Effect of Refractory Crucibles on Inclusions in Ce-Containing High-Aluminum Steel

Abstract

With the advancement of aerospace, military and related industries, there is a persistent escalation in the performance requirements for steel. According to the actual smelting conditions, this study focuses on Ce-containing high-aluminum steel and various refractories as its research subjects. A combination of laboratory experiments and thermodynamic calculations is employed to investigate and compare the evolution mechanism of oxide inclusions in molten steel. The use of Al₂O₃ refractory results in an increase in [Al] content, whereas both MgO refractory and MgO–MgO·Al₂O₃ refractory lead to a decrease in [Al] content. Additionally, following the utilization of MgO refractory and MgO–MgO·Al₂O₃ refractory, the molten steel exhibits the higher [Ce] content than when Al₂O₃ refractory are employed (t = 30 minutes). Before the introduction of Ce element, the principal oxide inclusions in Al₂O₃ refractory and MgO-containing refractory are Al₂O₃ and MgO·Al₂O₃ inclusion, respectively.
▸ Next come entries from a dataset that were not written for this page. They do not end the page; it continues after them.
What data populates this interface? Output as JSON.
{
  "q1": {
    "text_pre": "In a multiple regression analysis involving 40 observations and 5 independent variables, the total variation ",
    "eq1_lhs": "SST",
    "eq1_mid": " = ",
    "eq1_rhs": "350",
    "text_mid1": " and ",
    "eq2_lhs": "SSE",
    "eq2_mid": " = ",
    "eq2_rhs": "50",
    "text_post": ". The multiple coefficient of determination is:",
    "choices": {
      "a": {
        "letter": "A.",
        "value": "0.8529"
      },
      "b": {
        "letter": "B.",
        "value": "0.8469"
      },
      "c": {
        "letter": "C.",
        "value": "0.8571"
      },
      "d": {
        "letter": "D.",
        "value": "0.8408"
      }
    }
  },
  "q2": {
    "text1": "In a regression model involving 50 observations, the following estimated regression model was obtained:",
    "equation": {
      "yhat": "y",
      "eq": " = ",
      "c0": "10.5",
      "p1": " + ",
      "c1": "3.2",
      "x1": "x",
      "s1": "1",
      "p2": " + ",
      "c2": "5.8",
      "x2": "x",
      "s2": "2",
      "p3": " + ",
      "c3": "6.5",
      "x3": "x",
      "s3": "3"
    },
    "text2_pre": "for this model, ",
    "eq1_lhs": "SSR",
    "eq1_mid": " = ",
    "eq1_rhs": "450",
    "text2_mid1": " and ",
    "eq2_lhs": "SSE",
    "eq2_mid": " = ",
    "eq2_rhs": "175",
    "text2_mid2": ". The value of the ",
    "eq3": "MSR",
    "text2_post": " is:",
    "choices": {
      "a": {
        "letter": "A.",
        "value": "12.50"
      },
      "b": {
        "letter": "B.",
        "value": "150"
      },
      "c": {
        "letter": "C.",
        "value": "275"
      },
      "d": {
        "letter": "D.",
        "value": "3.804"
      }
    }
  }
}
After adding cerium-aluminum alloy, [Ce] in the molten steel replaces the element of Al in the Al₂O₃ inclusion, transforming into CeAlO₃, while [Ce] replaces the Mg element in the MgO·Al₂O₃ inclusion, evolving into Ce–Mg–Al–O, which further reacts to form CeAlO₃ and Ce₂O₂S. Over time, the number density of inclusions first increases then gradually diminishes with various refractories. MgO refractory minimizes the number density of inclusions to 53.05 mm⁻². Moreover, the number of small size inclusions in MgO–MgO·Al₂O₃ refractories is the largest, and inclusions less than 3 μm account for 78.63 pct of the total number.